J’ai conscience qu’il est ardu de concilier les exigences de l’OMC et celles de la réforme de la PAC, pour laquelle les perspectives d’avenir au-delà de 2013 continuent de m’inquiéter. Comment commencera-t-on à lisser la participation nationale pour compenser les effets sur les revenus de nos agriculteurs de ce qui risque d’être un retrait de la politique agricole commune ?
En outre, d’autres problématiques interviennent, liées au Grenelle de l’environnement, à l’aménagement du territoire, sans oublier certaines questions fondamentales : l’agriculture doit toujours nourrir la planète, offrir des revenus décents aux agriculteurs et leur donner des perspectives de vie.
Certes, nous avons conscience que cette équation est difficile à résoudre. Néanmoins, en matière de soutien et d’accompagnement du monde agricole, permettez-moi de rappeler, si cela est nécessaire, que les Américains donnent sans aucun scrupule, au travers du Farm Bill, des avantages compétitifs à leurs agriculteurs, que le Canada, au sein du groupe de Cairns, n’hésite pas à avantager directement sa production laitière.

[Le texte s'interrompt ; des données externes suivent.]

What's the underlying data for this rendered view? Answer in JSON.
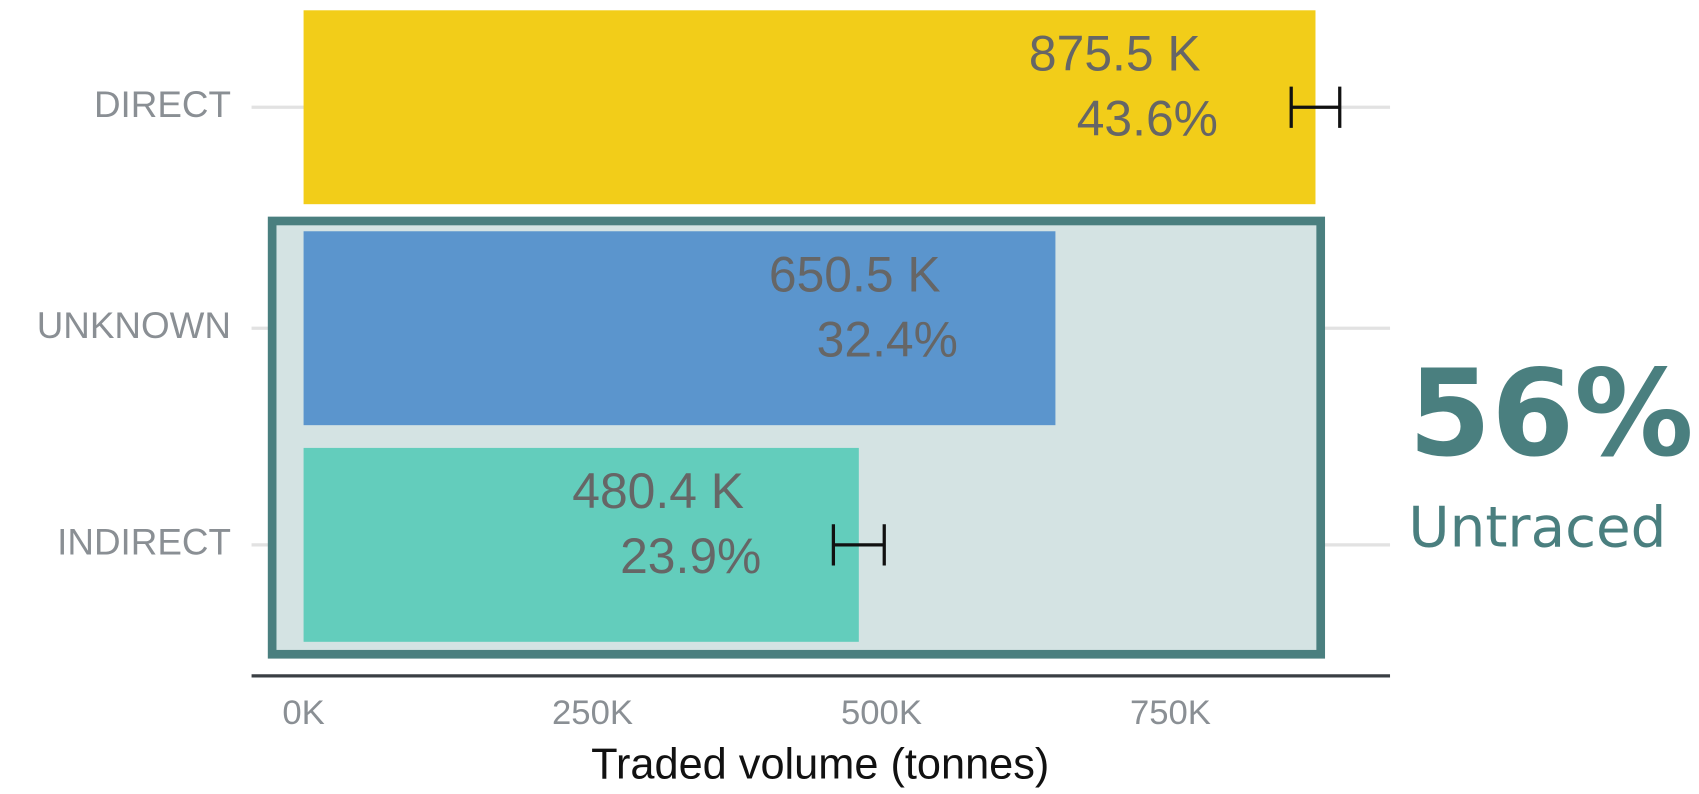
{
  "chart_data": {
    "type": "bar",
    "orientation": "horizontal",
    "categories": [
      "DIRECT",
      "UNKNOWN",
      "INDIRECT"
    ],
    "values": [
      875500,
      650500,
      480400
    ],
    "value_labels": [
      "875.5 K",
      "650.5 K",
      "480.4 K"
    ],
    "shares": [
      43.6,
      32.4,
      23.9
    ],
    "share_labels": [
      "43.6%",
      "32.4%",
      "23.9%"
    ],
    "errors": [
      21000,
      null,
      22000
    ],
    "colors": [
      "#f2cd19",
      "#5b95cd",
      "#63cdbc"
    ],
    "xlabel": "Traded volume (tonnes)",
    "xlim": [
      -45000,
      940000
    ],
    "xticks": [
      {
        "value": 0,
        "label": "0K"
      },
      {
        "value": 250000,
        "label": "250K"
      },
      {
        "value": 500000,
        "label": "500K"
      },
      {
        "value": 750000,
        "label": "750K"
      }
    ],
    "grid": true,
    "annotation": {
      "text": "56%",
      "subtext": "Untraced"
    }
  }
}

Assurément, monsieur le ministre, vous devez être encore plus agressif dans le débat européen, et surtout dans l’élaboration du budget national !
J’ai pris bonne note de votre méfiance à l’égard d’un système européen trop libéral et de votre souhait que notre agriculture s’inscrive dans un contexte soutenu et, surtout, régulé.

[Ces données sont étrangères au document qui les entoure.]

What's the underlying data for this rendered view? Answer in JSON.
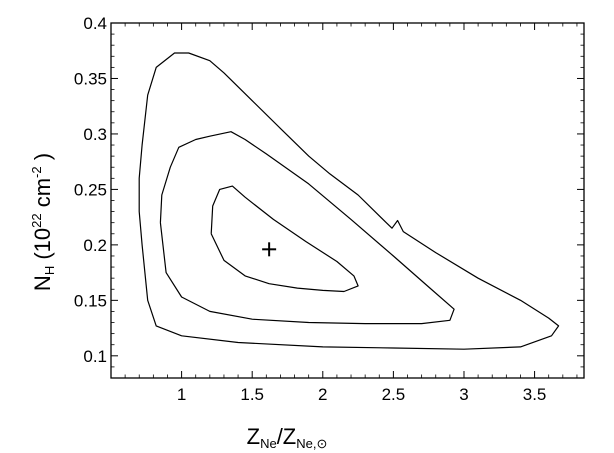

J’apprécie très sincèrement cette évolution du discours politique, mais ne couvrir qu’un tiers des besoins de notre agriculture dans le projet de budget pour 2009, sans prévoir un lissage du retrait quasiment inévitable de l’Union européenne dans les trois ou quatre ans à venir, me semble très risqué.
J’ai le sentiment que le monde agricole n’est pas toujours entendu. Aujourd'hui, on lui demande en quelque sorte de payer deux fois la note : d’un côté, les prix des intrants ont fortement augmenté ; de l’autre, ceux des matières premières agricoles sont repartis à la baisse, d’où les crises actuelles. Ce déséquilibre atteint de plein fouet l’élevage, notamment ovin. Que fait-on des droits à paiement unique dormants, monsieur le ministre ?
La notion de contractualisation par filière ne devrait-elle pas être soutenue afin de mieux mutualiser, de mieux protéger, en recherchant une meilleure valeur ajoutée, peut-être un nouvel équilibre des soutiens céréaliers au profit de l’élevage ?
En vue de l’après-2013, ne faut-il pas essayer de trouver une cohérence entre le périmètre de la PAC et la zone euro, plutôt que de s’engager dans une renationalisation de cette politique, ce qui représenterait pour nous un risque terrible ?
Le deuxième pilier évolue à nouveau pour contribuer à soutenir les revenus, alors qu’il n’est pas spécialement conçu pour cela. Ce point mérite une clarification, que je ne trouve pas dans le bilan de santé de la politique agricole commune.
Par ailleurs, l’OMC joue-t-elle correctement son rôle dans le désordre international actuel ?
Au regard de toutes ces interrogations, ce projet de budget est bien timide. La nécessité d’une cohérence entre la production agricole et les entreprises agroalimentaires en aval conduit à l’idée d’une contractualisation des filières. Mais il est vrai qu’il est difficile de jouer la carte du « tout-libéral » tout en voulant protéger l’agriculture.
Enfin, le foncier reste une véritable difficulté pour l’agriculture. Quelle cohérence européenne pouvons-nous espérer à l’avenir sur cette question ?
Mon intervention sur ce projet de budget me donne l’occasion de rappeler que nos campagnes françaises ne doivent pas être de simples espaces verts : elles doivent permettre à nos agriculteurs d’offrir à tous une alimentation suffisante et de qualité.
Cependant, les campagnes se gèrent non pas sur une année, mais à l’échelle d’une génération. Or nous ne retrouvons une telle perspective ni dans ce projet de budget ni en Europe.